Cardiovascular complications, including myocardial infarction, ischemic stroke, and pulmonary embolism, represent an important source of adverse outcomes in coronavirus disease-2019 (COVID-19).
To assess the frequency of arterial and venous thromboembolic disease, risk factors, prevention and management patterns, and outcomes in patients with COVID-19, the authors designed a multicenter, observational cohort study.
We analyzed a retrospective cohort of 1,114 patients with COVID-19 diagnosed through our Mass General Brigham integrated health network. The total cohort was analyzed by site of care: intensive care (n = 170); hospitalized nonintensive care (n = 229); and outpatient (n = 715). The primary study outcome was a composite of adjudicated major arterial or venous thromboembolism.

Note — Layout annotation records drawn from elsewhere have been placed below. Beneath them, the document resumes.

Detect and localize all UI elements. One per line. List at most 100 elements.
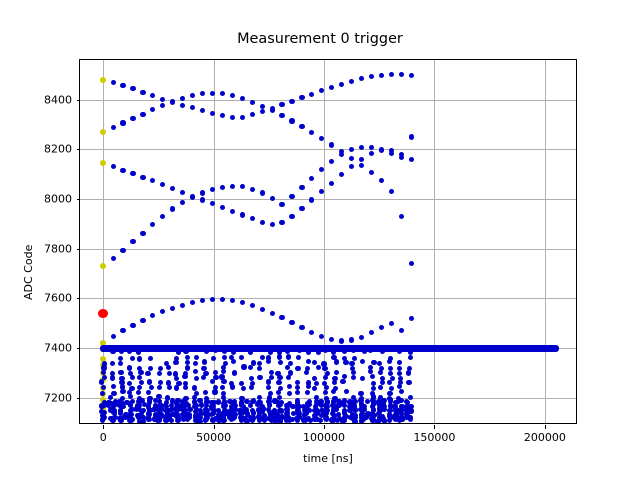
- data-point-blue: [269, 418, 275, 423]
- data-point-blue: [193, 414, 199, 420]
- data-point-blue: [139, 379, 145, 386]
- data-point-blue: [294, 379, 300, 385]
- data-point-blue: [160, 213, 166, 220]
- data-point-blue: [324, 403, 330, 410]
- data-point-blue: [180, 189, 186, 196]
- data-point-blue: [361, 407, 368, 413]
- data-point-blue: [118, 411, 124, 417]
- data-point-blue: [339, 148, 345, 154]
- data-point-blue: [151, 416, 158, 423]
- data-point-blue: [342, 410, 348, 416]
- data-point-blue: [276, 349, 282, 356]
- data-point-blue: [388, 320, 394, 326]
- data-point-blue: [399, 389, 405, 395]
- data-point-blue: [321, 381, 327, 387]
- data-point-blue: [244, 411, 251, 417]
- data-point-blue: [330, 407, 336, 413]
- data-point-blue: [162, 414, 169, 420]
- data-point-blue: [315, 364, 321, 370]
- data-point-blue: [120, 328, 126, 334]
- data-point-blue: [209, 110, 216, 116]
- data-point-blue: [135, 414, 141, 420]
- data-point-blue: [117, 416, 123, 422]
- data-point-blue: [289, 213, 295, 220]
- data-point-blue: [315, 350, 321, 356]
- data-point-blue: [396, 348, 402, 354]
- data-point-blue: [358, 334, 365, 340]
- data-point-blue: [227, 398, 233, 405]
- data-point-blue: [229, 183, 235, 189]
- data-point-blue: [299, 205, 305, 212]
- data-point-blue: [349, 164, 355, 170]
- data-point-blue: [275, 370, 281, 376]
- data-point-blue: [379, 348, 386, 354]
- data-point-blue: [331, 354, 337, 360]
- y-tick-label: 8400: [44, 93, 72, 107]
- data-point-blue: [120, 247, 126, 253]
- data-point-blue: [229, 93, 235, 99]
- data-point-blue: [318, 398, 324, 405]
- data-point-blue: [228, 417, 234, 423]
- data-point-blue: [330, 389, 336, 395]
- data-point-blue: [204, 411, 210, 417]
- data-point-blue: [163, 417, 169, 423]
- data-point-blue: [358, 397, 364, 404]
- data-point-blue: [135, 398, 141, 405]
- data-point-blue: [111, 391, 117, 397]
- data-point-blue: [406, 370, 412, 376]
- data-point-blue: [127, 365, 133, 371]
- data-point-blue: [341, 349, 347, 355]
- data-point-blue: [368, 330, 375, 336]
- data-point-blue: [331, 380, 338, 386]
- data-point-blue: [209, 297, 216, 303]
- data-point-blue: [305, 389, 311, 395]
- data-point-blue: [376, 406, 383, 412]
- data-point-blue: [130, 86, 136, 92]
- data-point-blue: [210, 379, 216, 385]
- data-point-blue: [147, 407, 153, 414]
- data-point-blue: [183, 371, 189, 377]
- data-point-blue: [388, 371, 394, 377]
- data-point-blue: [272, 418, 278, 423]
- data-point-blue: [341, 398, 348, 404]
- data-point-blue: [222, 360, 228, 366]
- data-point-blue: [122, 414, 128, 420]
- data-point-blue: [370, 401, 376, 408]
- data-point-blue: [312, 412, 318, 419]
- data-point-blue: [130, 322, 136, 328]
- data-point-blue: [284, 364, 291, 370]
- data-point-blue: [208, 411, 215, 418]
- data-point-blue: [313, 407, 319, 413]
- data-point-blue: [277, 374, 283, 380]
- data-point-blue: [130, 239, 136, 245]
- data-point-blue: [256, 361, 262, 367]
- data-point-blue: [191, 403, 198, 410]
- data-point-blue: [117, 402, 123, 409]
- data-point-blue: [249, 380, 255, 387]
- data-point-blue: [192, 394, 198, 401]
- y-tick-mark: [76, 199, 80, 201]
- data-point-blue: [277, 359, 283, 366]
- data-point-blue: [387, 379, 393, 386]
- plot-clip-region: [80, 60, 576, 423]
- data-point-blue: [376, 415, 382, 421]
- data-point-blue: [175, 397, 181, 404]
- data-point-blue: [370, 381, 377, 387]
- data-point-blue: [323, 415, 330, 421]
- data-point-blue: [136, 365, 142, 371]
- data-point-blue: [244, 398, 250, 405]
- data-point-blue: [249, 418, 256, 423]
- data-point-blue: [148, 384, 154, 390]
- data-point-blue: [201, 366, 207, 372]
- data-point-blue: [150, 222, 156, 228]
- data-point-blue: [358, 144, 365, 150]
- data-point-blue: [232, 398, 238, 405]
- data-point-blue: [241, 364, 247, 370]
- data-point-blue: [313, 399, 319, 405]
- data-point-blue: [349, 155, 355, 161]
- data-point-blue: [119, 375, 125, 382]
- data-point-blue: [213, 374, 219, 380]
- data-point-blue: [396, 384, 402, 390]
- data-point-blue: [219, 184, 226, 190]
- plot-axes: 0 50000 100000 150000 200000 7200 7400 7600 7800…: [44, 59, 577, 444]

Patients with COVID-19 were 22.3% Hispanic/Latinx and 44.2% non-White. Cardiovascular risk factors of hypertension (35.8%), hyperlipidemia (28.6%), and diabetes (18.0%) were common. Prophylactic anticoagulation was prescribed in 89.4% of patients with COVID-19 in the intensive care cohort and 84.7% of those in the hospitalized nonintensive care setting. Frequencies of major arterial or venous thromboembolism, major cardiovascular adverse events, and symptomatic venous thromboembolism were highest in the intensive care cohort (35.3%, 45.9%, and 27.0 %, respectively) followed by the hospitalized nonintensive care cohort (2.6%, 6.1%, and 2.2%, respectively) and the outpatient cohort (0% for all).
Major arterial or venous thromboembolism, major adverse cardiovascular events, and symptomatic venous thromboembolism occurred with high frequency in patients with COVID-19, especially in the intensive care setting, despite a high utilization rate of thromboprophylaxis.